Morocco sends Arab world into shockwaves of joy knocking out Spain. Tiny African nation Morocco impress with stunning win over ex-champs Spain to enter quarters; players, fans and even shopkeepers in Doha excited at rise of the underdogs
Morocco stunned former champions Spain in a penalty shootout, with Sevilla’s storied stoppie Yassine Bounou stopping three Spanish shots, and the Madrid-born Achraf Hakimi chipping in the winning shot.
The Arab world is buzzing for one of their own after Morocco entered the history books by becoming the first African side since 2010 to enter the quarter-finals of the World Cup.
Morocco beat former champions Spain 3-0 via the tie-breaker.
Moroccon team jerseys were already in demand in the local markets here on the eve of their Round-of-16 tie at the Education City Stadium. And after the win, they are out of stock. “These are first-copy jerseys and we normally sell them for QR30 [Rs 600 approximately], but last night, the prices shot up to QR60 and today, they are not available for QR100,” said Saeed Mahmoud, who runs a small store near Msheireb in central Doha.
Before the start of the match, the passion among the Moroccon fans was evident when the Qatari riot police had to be called in to control a massive group, including women and children, who were rushing and pushing their way into the stadium.
On the pitch, coach Walid Regragui’s Atlas Lions competed ferociously and even outplayed the Spaniards at times, but somehow failed to put that final ball beyond their goalkeeper Unai Simon. They had no such problems in the penalty shootout though. Simon was beaten thrice—by Abdelhamid Sabiri, Hakim Ziyech and Achraf Hakimi—while his opposite number, Yassine Bounou thwarted Spain’s Pablo Sarabia, Carlos Soler and Sergio Busquets for a famous win.

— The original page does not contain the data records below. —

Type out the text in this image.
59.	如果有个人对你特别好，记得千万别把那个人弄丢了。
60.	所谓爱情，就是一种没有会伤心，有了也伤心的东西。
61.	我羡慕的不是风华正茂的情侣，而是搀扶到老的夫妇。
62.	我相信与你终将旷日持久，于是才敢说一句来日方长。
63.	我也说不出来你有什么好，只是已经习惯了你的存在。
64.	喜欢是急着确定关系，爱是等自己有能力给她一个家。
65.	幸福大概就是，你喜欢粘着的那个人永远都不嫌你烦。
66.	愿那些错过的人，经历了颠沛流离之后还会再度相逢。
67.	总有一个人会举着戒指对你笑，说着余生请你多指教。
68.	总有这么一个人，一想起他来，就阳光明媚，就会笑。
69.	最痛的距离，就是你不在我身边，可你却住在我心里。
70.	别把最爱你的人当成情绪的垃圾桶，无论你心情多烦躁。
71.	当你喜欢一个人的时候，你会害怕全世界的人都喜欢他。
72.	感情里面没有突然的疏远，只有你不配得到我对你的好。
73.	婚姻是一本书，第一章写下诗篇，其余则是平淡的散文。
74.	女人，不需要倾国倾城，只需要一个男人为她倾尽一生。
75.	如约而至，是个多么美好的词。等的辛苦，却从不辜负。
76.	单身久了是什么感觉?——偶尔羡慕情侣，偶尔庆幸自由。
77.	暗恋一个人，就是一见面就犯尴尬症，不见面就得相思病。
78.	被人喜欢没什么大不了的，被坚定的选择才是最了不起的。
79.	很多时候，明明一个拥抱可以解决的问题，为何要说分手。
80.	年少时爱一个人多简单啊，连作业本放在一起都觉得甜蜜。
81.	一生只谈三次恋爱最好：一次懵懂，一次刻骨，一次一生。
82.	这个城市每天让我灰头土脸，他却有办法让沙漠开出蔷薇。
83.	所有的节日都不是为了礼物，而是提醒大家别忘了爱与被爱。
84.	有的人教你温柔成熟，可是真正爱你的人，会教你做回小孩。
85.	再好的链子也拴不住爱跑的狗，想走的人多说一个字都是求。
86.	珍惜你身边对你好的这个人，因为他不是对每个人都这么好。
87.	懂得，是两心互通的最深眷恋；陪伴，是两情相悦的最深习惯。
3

It’s no fluke that Morocco have gotten this far in the tournament. They topped their group by beating Belgium, Canada and drawing with Croatia. And if there was even an iota of doubt, Hakimi’s Panenka-style, slow, trickling penalty aptly proved that this tiny, but confident footballing nation is worthy of these giant strides. Coach Regragui revealed how his team systematically broke down Spain. “I watched Spain’s last 20 matches. They had some 70 per cent possession, so we agreed that we will not take possession of the ball. We admit that we are not yet like France or Germany or England to compete in terms of possession. None of us could snatch the ball from them, so we instead organised our midfield and defence very well to hold out for 120 minutes. We had three of four chances, but couldn’t take them. We would’ve liked to win the game in 90 minutes, but we knew we’d go to penalties with one of the best goalkeepers in the world, so we had better chances of advancing,” said Regragui.
‘Intuition and luck’
Bounou, however, insisted there was no secret to his penalty-saving success: “It’s a mix of intuition and luck. There is no secret to it. Penalties are a hit or miss, but this win is a gift for Morocco. We felt the support of our fans, not only here in the stadium, but also in Morocco and everywhere else,” said Bounou.
The support from the 44,667-strong crowd in the stadium was vociferous to say the least, with some reports suggesting that the noise touched 150 decibels at times, which is like a jet plane taking off. Moroccan football sure has taken off.